Fangquoten Ostsee für 2020

Fischer in Seenot

Moin liebe Fischfreunde,
vorab: der folgende Beitrag zu den geplanten Fangquoten in der Ostsee zeigt, wie wichtig es für uns Fischer ist, wenn Ihr direkt bei uns Euren Fisch einkauft. Von der Frische einmal abgesehen: mit jedem direkt gekauftem Fisch rettet Ihr die Fischer, indem Ihr Ihnen beim Überleben helft. Sind wir erst einmal weg, werdet auch Ihr nur noch industriell gefangenen Fisch bekommen, der gerne mal bis zu 12 Monate auf Eis lag.
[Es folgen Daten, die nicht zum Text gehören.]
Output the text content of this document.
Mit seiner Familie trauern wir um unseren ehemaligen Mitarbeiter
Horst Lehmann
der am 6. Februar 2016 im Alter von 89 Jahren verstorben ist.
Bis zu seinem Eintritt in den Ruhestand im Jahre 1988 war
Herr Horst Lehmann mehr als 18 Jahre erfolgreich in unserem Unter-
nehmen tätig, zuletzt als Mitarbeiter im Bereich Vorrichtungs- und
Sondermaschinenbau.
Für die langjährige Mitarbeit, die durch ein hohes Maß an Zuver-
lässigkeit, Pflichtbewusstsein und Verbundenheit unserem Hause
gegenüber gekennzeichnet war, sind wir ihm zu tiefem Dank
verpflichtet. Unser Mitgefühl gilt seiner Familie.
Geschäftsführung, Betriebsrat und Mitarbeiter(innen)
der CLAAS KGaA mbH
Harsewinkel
(Veröffentlicht am 18.10.2019)

Fangquoten für 2020

Zum Thema Fangquoten: was nächstes Jahr auf uns Ostseefischer zu kommt, hat wohl jeder in den letzten Tagen bei der Berichterstattung zu den Fangquoten 2020 in den Medien verfolgen können. “Bei einem Treffen der EU-Fischereiminister wurde beschlossen, dass die erlaubte Fangmenge beim Hering um 65 Prozent und beim Dorsch um 60 Prozent gesenkt werden.”(Zitat NDR 1)

Es wird das Jahr des Umbruchs, der Pleiten, der Angst um die Existenz! Es werden viele Fischer auf der Strecke bleiben und die Häfen werden noch leerer werden. In Niendorf/Ostsee sind wir jetzt schon nur noch zwei Fischer.
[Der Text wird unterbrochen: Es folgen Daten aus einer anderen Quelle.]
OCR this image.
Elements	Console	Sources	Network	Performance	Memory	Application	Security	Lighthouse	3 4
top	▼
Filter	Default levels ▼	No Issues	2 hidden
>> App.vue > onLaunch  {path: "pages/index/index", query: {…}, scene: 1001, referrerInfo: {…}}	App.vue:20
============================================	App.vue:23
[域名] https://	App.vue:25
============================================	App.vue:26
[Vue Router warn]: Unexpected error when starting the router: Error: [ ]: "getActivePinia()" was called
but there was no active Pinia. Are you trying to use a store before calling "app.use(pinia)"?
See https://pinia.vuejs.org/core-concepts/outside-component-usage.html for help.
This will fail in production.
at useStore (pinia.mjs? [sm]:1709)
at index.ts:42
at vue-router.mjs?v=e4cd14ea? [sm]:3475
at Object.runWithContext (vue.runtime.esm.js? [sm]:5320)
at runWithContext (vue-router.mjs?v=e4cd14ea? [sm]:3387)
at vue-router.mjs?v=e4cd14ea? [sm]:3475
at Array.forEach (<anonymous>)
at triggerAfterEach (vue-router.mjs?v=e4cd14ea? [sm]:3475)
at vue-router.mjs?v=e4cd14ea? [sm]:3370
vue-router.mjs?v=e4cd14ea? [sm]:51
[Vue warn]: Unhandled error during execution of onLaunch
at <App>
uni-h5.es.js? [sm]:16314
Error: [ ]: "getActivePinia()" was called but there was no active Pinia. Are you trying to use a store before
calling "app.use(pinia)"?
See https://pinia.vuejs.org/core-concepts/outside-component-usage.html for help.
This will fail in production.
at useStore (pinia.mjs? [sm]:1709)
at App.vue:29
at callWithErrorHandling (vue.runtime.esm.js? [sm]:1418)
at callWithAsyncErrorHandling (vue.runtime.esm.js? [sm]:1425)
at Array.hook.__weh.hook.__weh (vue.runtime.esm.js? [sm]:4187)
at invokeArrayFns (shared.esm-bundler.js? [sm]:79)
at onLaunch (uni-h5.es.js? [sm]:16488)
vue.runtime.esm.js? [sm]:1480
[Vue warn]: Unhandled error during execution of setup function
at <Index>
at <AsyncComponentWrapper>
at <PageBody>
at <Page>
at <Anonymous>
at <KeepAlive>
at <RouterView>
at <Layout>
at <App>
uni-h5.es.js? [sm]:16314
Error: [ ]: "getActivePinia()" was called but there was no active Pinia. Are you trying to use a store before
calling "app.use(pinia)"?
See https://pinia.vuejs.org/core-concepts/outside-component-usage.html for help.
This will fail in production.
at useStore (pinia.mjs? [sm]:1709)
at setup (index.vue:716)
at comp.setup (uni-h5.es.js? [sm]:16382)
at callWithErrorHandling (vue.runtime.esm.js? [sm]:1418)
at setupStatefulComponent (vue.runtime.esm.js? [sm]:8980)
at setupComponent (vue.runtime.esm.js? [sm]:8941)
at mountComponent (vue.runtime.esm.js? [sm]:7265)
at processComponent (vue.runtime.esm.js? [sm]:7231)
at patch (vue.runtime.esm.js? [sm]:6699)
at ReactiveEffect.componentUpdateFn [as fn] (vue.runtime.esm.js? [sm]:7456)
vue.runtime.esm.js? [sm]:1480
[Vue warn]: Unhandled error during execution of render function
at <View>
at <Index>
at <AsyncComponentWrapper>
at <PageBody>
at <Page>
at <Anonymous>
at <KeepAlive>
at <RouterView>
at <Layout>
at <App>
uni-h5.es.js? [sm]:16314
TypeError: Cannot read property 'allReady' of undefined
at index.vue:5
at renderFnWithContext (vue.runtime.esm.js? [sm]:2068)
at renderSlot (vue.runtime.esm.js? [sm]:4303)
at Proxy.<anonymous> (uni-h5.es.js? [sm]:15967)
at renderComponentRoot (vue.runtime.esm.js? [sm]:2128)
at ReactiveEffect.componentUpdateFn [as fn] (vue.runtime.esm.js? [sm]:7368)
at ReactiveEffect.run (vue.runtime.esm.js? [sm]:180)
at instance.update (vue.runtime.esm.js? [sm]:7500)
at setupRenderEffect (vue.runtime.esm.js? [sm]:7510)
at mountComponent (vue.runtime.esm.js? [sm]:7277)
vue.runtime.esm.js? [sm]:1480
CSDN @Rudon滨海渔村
Wenn man uns nicht will, dann muss es für uns Fischer Abfindungen in entsprechender Höhe geben! Wenn man Stell- und Schleppnetze sowie Langleinen nicht will, muss man uns Alternativen geben und nicht nur sagen, alles was wir Fischer machen, sei Mist! Doch es passiert nix!!

Subventionen

Wenn ich als Fischer 30 Tage lang den Betrieb zur Schonung der Bestände schließen muss – okay, das würde ich unter Umständen akzeptieren. Dann muss uns  Fischern aber ein Ausgleich in einer Höhe gezahlt werden, der ausreicht, um die Kosten für Versicherungen, Kredite, Angestellte und Wartungen aller Sachgegenstände in den Betrieben zu decken. Da reicht eine einmalige Zahlung von 5000 Euro bei weitem nicht.
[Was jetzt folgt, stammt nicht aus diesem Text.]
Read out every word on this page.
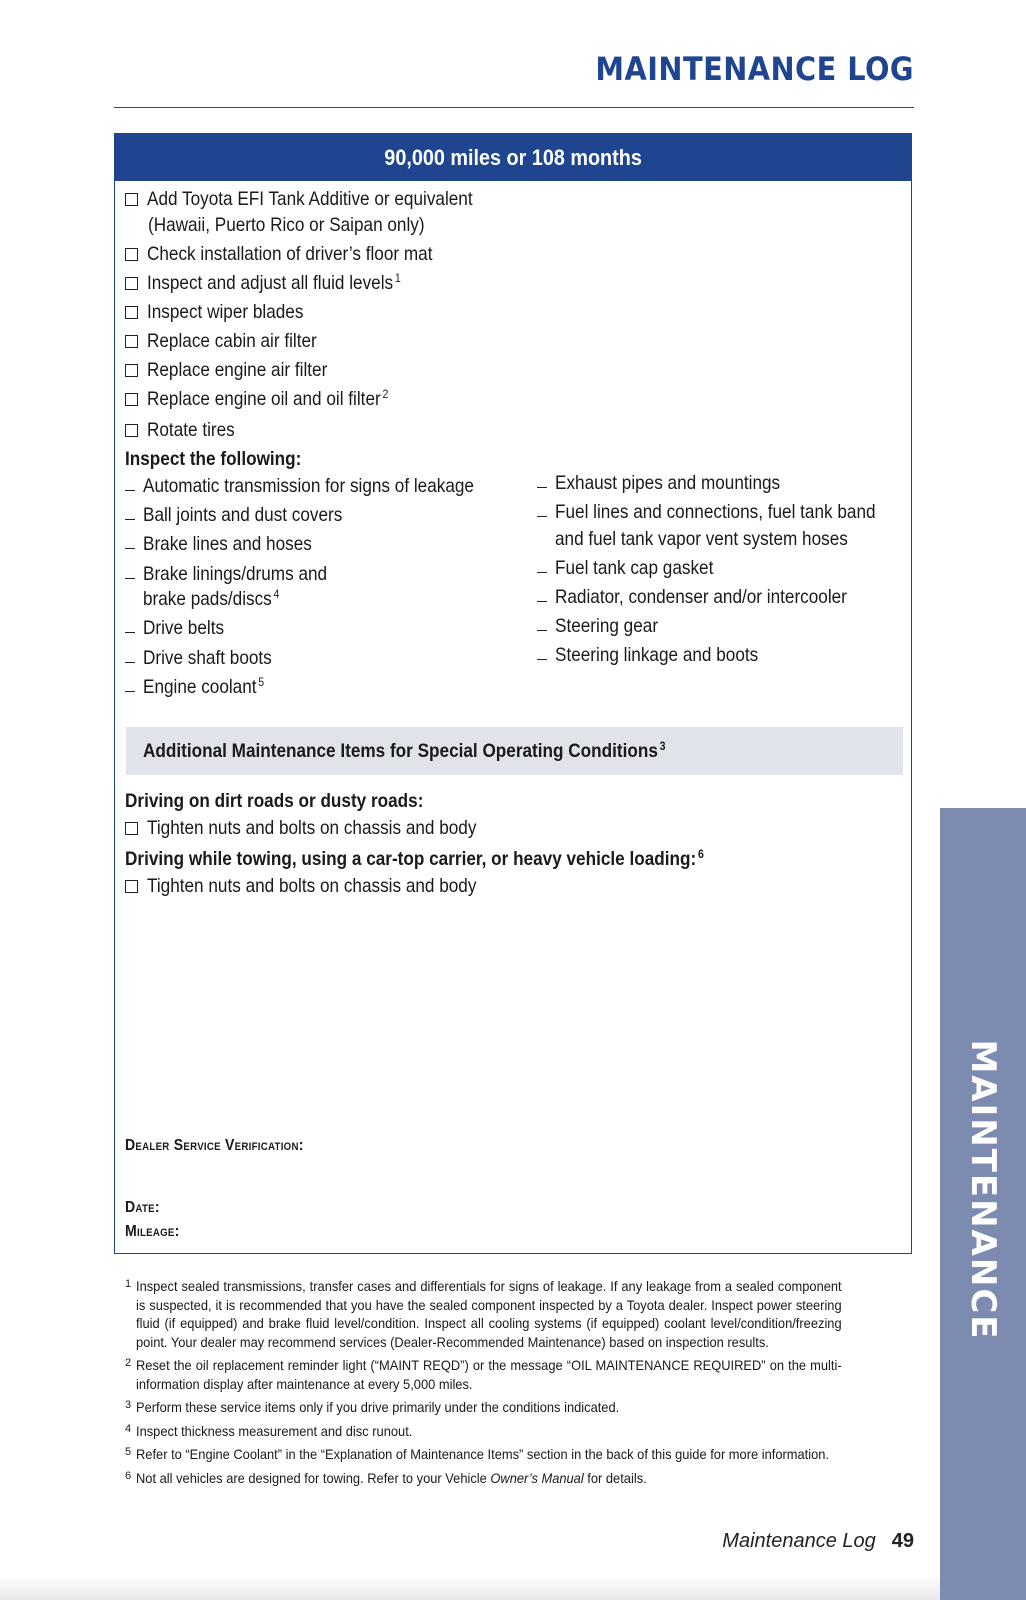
MAINTENANCE LOG
90,000 miles or 108 months
Add Toyota EFI Tank Additive or equivalent
(Hawaii, Puerto Rico or Saipan only)
Check installation of driver’s floor mat
Inspect and adjust all fluid levels $^1$
Inspect wiper blades
Replace cabin air filter
Replace engine air filter
Replace engine oil and oil filter $^2$
Rotate tires
Inspect the following:
Automatic transmission for signs of leakage
Ball joints and dust covers
Brake lines and hoses
Brake linings/drums and
brake pads/discs $^4$
Drive belts
Drive shaft boots
Engine coolant $^5$
Exhaust pipes and mountings
Fuel lines and connections, fuel tank band
and fuel tank vapor vent system hoses
Fuel tank cap gasket
Radiator, condenser and/or intercooler
Steering gear
Steering linkage and boots
Additional Maintenance Items for Special Operating Conditions $^3$
Driving on dirt roads or dusty roads:
Tighten nuts and bolts on chassis and body
Driving while towing, using a car-top carrier, or heavy vehicle loading: $^6$
Tighten nuts and bolts on chassis and body
Dealer Service Verification:
Date:
Mileage:
1 Inspect sealed transmissions, transfer cases and differentials for signs of leakage. If any leakage from a sealed component is suspected, it is recommended that you have the sealed component inspected by a Toyota dealer. Inspect power steering fluid (if equipped) and brake fluid level/condition. Inspect all cooling systems (if equipped) coolant level/condition/freezing point. Your dealer may recommend services (Dealer-Recommended Maintenance) based on inspection results.
2 Reset the oil replacement reminder light (“MAINT REQD”) or the message “OIL MAINTENANCE REQUIRED” on the multi-information display after maintenance at every 5,000 miles.
3 Perform these service items only if you drive primarily under the conditions indicated.
4 Inspect thickness measurement and disc runout.
5 Refer to “Engine Coolant” in the “Explanation of Maintenance Items” section in the back of this guide for more information.
6 Not all vehicles are designed for towing. Refer to your Vehicle Owner’s Manual for details.
Maintenance Log 49
MAINTENANCE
Es ist wohl keinem der Entscheidungsträger klar, was ein Fischereibetrieb im Jahr erwirtschaften muss, um die Kosten zu decken. Bei vielen Fischern sind da 100.000 Euro schnell überschritten. Die meisten Ausgaben sind unumgänglich, wie gesetzlich vorgeschriebene Versicherungen, Lohnkosten, Unterhalt der Schiffe usw.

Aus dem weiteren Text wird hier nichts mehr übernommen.